The people who don’t currently pay for cable TV are very much a group that needs to be considered when trying to figure out if a-la-carte would work (for some definition of “work”). They’re a potential market for channels which they are currently not paying for. If they would pay for them under a-la-carte, and if there are enough people like this, then niche channels could survive just fine.
Keep in mind that even under an a-la-carte system, cable companies could still offer bundle deals. Pay $X for an individual channel, or $Y for a bundle similar to ones that currently exist. Obviously many people are willing to pay $Y for such a bundle. Some current payers would switch to only paying for certain channels, and some current non-payers would become payers for certain channels.

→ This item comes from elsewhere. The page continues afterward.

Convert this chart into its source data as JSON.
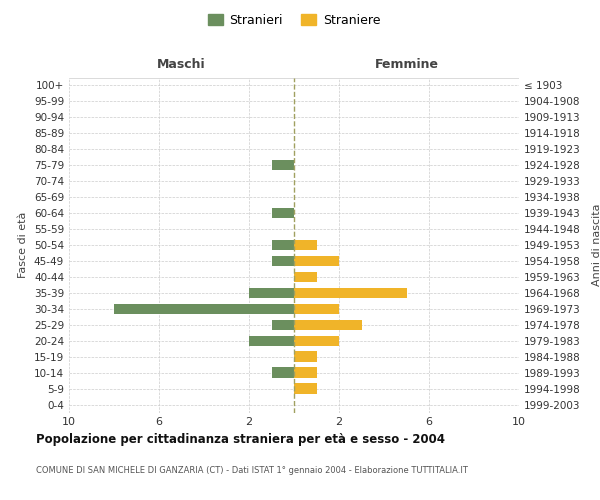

It’s not exactly a question of higher bills. It’s a question of value. What do I get for my money? If I can spend $50 and get very little that I want (and a lot that I don’t want), or spend $80 and get a lot of what I want, I’ll be strongly inclined to choose the latter.
No business can afford to accommodate every possible permutation of custom, especially those few who say that they would be willing to pay $80 for 5 channels they like but not $50 for 5 channels they like plus 95 more channels.
As for internet service replacing cable – cable companies themselves provide the bulk of high capacity internet service, so it looks like they’ve given this more thought than some people here think.